This program originally broadcast on March 28, 2017.
Emotional support animals provide comfort to their owners. How’s the rest of the world dealing with the dog in the next seat?
It’s hard not to sympathize with the comfort given by an emotional support dog. You may have seen them nestled next to a passenger on a plane. Maybe nestled next to you. But the definition of an emotional support animal is so loose it’s also being fudged. People bringing pets along – to hotels, restaurants, grocery stores – just for fun, or to save a buck. And it’s not just dogs. Think pigs, ducks, snakes, turkeys. This hour On Point, we’re sniffing out the facts on emotional support animals. — Tom Ashbrook
Stefanie DeSimone, student at Plymouth State University. She has a emotional support dog named Flo.
From Tom’s Reading List
Psychology Today: Are the Results of Animal Therapy Studies Unreliable? — “Animal-assisted therapy is a growth industry. According to a survey conducted by the Human Animal Bond Research Initiative, 69% of family practice physicians have worked with animals in medical settings. And Yale researchers reported that when it comes to the treatment of children with behavior problems, the public views animal-based therapies about as acceptable as psychotherapy and much more acceptable than drug treatments.”

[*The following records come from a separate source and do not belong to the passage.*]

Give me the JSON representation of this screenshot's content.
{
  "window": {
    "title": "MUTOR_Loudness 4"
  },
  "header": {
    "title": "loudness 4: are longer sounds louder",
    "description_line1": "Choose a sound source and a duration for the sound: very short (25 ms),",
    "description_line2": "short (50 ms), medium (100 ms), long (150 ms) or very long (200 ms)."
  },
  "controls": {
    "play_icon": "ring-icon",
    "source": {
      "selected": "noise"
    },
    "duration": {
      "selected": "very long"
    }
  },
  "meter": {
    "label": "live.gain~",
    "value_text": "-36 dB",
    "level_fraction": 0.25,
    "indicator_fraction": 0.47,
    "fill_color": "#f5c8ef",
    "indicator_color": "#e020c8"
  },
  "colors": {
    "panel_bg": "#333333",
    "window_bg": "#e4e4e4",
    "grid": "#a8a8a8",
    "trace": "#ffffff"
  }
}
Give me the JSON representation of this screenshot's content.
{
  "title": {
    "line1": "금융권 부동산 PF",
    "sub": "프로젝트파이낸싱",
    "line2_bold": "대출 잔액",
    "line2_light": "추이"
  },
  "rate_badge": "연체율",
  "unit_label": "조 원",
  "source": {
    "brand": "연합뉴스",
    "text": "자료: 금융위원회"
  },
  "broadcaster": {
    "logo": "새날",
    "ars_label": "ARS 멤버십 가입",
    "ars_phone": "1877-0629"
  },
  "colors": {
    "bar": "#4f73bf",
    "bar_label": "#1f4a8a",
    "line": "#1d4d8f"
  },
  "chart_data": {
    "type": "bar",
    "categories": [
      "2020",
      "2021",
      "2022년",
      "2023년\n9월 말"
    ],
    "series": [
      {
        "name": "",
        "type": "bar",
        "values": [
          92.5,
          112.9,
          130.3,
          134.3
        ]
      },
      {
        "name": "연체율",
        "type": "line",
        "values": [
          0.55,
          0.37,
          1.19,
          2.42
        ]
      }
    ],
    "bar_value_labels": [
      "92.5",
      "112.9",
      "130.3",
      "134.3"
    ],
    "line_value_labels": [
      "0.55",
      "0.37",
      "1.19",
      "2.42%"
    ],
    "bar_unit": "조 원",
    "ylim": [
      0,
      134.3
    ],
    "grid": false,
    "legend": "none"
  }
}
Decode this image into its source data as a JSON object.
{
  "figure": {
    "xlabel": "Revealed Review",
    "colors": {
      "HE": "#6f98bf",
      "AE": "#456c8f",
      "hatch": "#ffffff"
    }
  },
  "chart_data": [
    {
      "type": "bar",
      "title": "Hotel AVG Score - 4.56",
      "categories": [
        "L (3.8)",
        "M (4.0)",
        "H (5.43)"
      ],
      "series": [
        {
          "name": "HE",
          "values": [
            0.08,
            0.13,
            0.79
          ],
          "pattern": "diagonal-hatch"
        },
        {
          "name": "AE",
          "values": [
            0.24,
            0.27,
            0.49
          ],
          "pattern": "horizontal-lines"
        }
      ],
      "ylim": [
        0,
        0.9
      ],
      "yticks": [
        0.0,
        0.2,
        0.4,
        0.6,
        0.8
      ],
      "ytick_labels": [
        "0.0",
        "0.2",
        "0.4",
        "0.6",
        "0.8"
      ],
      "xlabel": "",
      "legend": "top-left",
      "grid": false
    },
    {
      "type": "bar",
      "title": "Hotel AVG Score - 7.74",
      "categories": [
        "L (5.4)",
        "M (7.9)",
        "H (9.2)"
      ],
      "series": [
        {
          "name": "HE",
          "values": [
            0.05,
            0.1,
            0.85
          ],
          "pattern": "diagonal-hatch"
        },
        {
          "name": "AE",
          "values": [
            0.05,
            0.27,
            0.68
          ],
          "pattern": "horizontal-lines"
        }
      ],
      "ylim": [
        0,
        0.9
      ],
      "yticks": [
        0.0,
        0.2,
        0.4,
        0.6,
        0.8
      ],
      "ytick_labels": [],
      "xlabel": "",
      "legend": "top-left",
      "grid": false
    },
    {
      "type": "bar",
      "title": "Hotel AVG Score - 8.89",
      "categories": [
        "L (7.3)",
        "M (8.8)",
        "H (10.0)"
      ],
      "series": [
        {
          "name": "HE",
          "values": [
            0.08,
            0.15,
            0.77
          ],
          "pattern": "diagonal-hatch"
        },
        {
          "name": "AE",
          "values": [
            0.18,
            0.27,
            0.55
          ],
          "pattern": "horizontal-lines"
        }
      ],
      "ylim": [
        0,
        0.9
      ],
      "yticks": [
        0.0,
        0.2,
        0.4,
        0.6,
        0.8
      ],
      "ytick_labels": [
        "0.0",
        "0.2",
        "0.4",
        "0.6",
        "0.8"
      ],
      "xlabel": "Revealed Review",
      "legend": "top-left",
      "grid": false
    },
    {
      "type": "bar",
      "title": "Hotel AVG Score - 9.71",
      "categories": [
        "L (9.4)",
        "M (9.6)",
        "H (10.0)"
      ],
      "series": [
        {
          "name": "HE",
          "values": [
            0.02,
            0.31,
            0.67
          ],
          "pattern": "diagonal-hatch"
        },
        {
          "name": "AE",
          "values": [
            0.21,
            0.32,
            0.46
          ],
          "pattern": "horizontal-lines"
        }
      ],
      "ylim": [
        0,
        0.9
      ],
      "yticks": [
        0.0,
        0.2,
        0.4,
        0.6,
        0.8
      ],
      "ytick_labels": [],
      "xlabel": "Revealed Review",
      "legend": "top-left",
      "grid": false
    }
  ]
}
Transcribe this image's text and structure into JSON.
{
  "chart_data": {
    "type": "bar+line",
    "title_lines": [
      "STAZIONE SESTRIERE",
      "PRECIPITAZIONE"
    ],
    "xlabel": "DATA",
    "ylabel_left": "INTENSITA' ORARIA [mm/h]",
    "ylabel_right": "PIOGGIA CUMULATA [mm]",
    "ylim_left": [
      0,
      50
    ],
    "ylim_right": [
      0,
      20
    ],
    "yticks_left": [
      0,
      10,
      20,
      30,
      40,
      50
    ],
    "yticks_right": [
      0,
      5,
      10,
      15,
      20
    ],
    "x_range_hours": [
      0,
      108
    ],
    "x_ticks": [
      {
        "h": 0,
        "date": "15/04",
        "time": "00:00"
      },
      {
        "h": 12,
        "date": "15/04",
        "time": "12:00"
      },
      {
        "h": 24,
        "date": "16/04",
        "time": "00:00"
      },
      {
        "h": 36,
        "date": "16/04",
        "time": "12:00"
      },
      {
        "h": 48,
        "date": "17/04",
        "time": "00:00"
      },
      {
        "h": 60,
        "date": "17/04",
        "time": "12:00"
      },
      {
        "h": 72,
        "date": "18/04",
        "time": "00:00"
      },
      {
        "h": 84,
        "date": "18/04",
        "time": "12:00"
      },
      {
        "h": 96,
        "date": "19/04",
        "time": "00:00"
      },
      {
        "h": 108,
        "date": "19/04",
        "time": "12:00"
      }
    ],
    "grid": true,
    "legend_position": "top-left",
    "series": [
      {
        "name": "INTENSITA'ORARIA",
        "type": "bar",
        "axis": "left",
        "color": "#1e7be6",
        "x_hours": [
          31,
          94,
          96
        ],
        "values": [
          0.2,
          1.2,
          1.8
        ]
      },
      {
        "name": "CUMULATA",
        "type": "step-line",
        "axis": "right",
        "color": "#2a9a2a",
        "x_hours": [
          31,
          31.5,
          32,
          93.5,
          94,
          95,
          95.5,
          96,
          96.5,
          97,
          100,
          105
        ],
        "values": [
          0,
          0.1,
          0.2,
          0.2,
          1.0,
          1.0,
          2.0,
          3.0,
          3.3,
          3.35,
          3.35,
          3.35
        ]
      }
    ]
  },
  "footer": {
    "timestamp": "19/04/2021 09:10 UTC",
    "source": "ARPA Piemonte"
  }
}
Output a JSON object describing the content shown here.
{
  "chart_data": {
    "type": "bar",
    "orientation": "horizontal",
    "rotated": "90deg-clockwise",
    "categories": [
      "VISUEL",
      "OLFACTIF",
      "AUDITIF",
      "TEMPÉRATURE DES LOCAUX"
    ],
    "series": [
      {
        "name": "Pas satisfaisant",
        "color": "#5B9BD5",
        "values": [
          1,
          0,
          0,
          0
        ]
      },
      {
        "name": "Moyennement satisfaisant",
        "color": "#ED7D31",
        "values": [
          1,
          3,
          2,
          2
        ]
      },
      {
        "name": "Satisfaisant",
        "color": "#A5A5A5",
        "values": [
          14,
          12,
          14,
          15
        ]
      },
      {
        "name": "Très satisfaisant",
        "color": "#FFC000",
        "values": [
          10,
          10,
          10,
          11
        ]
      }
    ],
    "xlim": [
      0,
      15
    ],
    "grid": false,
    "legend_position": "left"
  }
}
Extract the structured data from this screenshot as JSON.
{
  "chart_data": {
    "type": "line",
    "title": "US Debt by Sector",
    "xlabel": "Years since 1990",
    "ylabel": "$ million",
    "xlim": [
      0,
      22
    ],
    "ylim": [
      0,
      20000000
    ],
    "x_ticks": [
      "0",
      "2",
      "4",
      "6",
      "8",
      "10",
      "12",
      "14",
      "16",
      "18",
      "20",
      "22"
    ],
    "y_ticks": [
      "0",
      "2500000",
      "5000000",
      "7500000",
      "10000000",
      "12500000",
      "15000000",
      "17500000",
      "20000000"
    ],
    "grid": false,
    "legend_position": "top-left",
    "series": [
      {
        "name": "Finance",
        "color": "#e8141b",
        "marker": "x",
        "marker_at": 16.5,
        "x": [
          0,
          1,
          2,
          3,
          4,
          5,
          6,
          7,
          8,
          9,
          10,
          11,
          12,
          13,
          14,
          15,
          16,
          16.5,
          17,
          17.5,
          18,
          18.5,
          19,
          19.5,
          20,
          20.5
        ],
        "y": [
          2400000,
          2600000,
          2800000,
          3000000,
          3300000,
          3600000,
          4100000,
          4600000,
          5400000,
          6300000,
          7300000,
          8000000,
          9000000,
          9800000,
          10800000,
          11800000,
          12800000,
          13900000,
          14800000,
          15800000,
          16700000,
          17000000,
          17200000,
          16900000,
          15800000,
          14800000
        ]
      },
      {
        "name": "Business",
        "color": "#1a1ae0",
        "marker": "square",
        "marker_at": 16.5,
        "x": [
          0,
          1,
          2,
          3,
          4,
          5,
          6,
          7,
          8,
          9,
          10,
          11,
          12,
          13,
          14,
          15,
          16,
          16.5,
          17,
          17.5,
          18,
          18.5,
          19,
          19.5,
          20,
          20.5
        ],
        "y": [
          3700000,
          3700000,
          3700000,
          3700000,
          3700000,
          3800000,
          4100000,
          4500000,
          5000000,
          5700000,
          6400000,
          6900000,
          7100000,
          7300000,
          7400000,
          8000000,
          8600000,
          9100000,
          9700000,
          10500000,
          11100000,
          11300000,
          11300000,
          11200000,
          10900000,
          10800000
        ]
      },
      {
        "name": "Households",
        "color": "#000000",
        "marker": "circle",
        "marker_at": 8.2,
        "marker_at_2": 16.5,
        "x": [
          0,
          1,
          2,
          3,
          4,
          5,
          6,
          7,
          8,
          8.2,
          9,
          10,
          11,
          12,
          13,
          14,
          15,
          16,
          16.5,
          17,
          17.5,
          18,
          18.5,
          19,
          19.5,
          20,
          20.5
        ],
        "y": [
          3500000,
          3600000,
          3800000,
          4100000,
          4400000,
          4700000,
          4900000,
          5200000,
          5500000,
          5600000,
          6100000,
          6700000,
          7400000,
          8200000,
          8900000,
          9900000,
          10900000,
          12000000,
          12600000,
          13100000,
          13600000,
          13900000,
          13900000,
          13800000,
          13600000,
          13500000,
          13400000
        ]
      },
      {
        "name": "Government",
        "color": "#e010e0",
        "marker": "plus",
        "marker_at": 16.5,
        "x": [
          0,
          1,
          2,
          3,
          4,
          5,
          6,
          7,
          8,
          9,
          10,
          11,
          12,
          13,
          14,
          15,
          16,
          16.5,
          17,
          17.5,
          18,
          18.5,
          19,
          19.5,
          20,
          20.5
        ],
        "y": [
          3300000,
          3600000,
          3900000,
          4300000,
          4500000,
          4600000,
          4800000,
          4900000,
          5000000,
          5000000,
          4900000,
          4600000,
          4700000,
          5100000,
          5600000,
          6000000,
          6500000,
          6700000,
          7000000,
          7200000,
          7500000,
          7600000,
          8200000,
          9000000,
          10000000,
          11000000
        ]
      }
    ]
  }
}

New Yorker: Pets Allowed — “Contrary to what many business managers think, having an emotional-support card merely means that one’s pet is registered in a database of animals whose owners have paid anywhere from seventy to two hundred dollars to one of several organizations, none of which are recognized by the government. (You could register a Beanie Baby, as long as you send a check.) Even with a card, it is against the law and a violation of the city’s health code to take an animal into a restaurant. Nor does an emotional-support card entitle you to bring your pet into a hotel, store, taxi, train, or park.
Boston Globe: Pretending your pet is a service animal? That could soon be illegal — “It’s become a sneaky way to bring house pets into stores, restaurants, airplanes, and other places where four-legged creatures are usually banned: buy a service animal vest and — voila! — take Fido with you as you’re shopping, eating out, or catching a flight. Pretending your dog is a service animal is a harmless ruse, right? Wrong, disability advocates say. And in Massachusetts it could soon be against the law.”